= Rocco Clarizio =

American politician

Rocco M. Clarizio (December 17, 1916 – August 24, 1990) was an American Republican Party politician from Newark, New Jersey. He ran for the U.S. House of Representatives in 1964 and for the New Jersey State Senate in 1977, but lost both times in the Republican primary. In 1964, Clarizio became a candidate for Congress in New Jersey’s 10th district, seeking to challenge Democratic incumbent Peter W. Rodino. In a historic primary where he was the only white candidate, Clarizio finished third behind two Black Republicans, William L. Stubbs and Dr. Harold R. Scott. Stubbs, who became the first Black to win a major party nomination for Congressman from New Jersey, won 5,148 (63%) to 2,217 (26%) for Scott, with Clarizio finishing third with 892 votes (11%). In 1977, Clarizo sought the Republican nomination for State Senator in the 28th legislative district, where Democratic incumbent Martin L. Greenberg was seeking re-election to a second term.
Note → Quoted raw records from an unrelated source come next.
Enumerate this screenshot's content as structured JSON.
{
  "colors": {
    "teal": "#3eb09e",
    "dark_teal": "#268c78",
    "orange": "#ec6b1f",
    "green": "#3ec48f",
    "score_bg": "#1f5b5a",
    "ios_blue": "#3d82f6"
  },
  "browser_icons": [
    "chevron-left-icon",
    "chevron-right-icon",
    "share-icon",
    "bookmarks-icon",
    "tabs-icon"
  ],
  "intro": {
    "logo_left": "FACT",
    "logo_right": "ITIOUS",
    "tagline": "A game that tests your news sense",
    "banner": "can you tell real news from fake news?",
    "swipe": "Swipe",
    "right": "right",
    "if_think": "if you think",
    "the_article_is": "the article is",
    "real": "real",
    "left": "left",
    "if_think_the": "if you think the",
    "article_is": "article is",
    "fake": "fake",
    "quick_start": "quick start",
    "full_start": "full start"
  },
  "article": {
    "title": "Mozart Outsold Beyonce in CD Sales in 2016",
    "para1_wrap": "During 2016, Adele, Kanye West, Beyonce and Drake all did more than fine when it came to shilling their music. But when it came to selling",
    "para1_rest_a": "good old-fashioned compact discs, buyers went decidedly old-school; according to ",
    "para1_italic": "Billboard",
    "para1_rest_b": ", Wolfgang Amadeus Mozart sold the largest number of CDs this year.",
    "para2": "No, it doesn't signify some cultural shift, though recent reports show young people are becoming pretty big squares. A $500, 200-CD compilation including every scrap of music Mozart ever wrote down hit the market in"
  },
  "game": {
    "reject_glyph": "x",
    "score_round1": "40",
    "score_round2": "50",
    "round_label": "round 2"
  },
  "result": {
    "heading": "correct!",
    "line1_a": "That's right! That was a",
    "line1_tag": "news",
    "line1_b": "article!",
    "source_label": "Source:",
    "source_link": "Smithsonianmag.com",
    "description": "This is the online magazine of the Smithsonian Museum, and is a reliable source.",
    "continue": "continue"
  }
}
The GOP primary included three candidates, each aligned with a different candidate for the Republican nomination for Governor: Rev. James A. Pindar ran on a line with Assembly Minority Leader Thomas Kean; Joan Lacey Mazauskas ran with State Sen. Raymond Bateman, and Clarizio was allied with former Senate Minority Leader C. Robert Sarcone. Pindar defeated Mazauskas by just 207 votes, 1,482 (42.04%) to 1,275 (36.17%), while Clarizio ran a distant third with 768 votes (21.79%).

Clarizio was a lawyer from Newark. He served in the U.S. Army during World War II.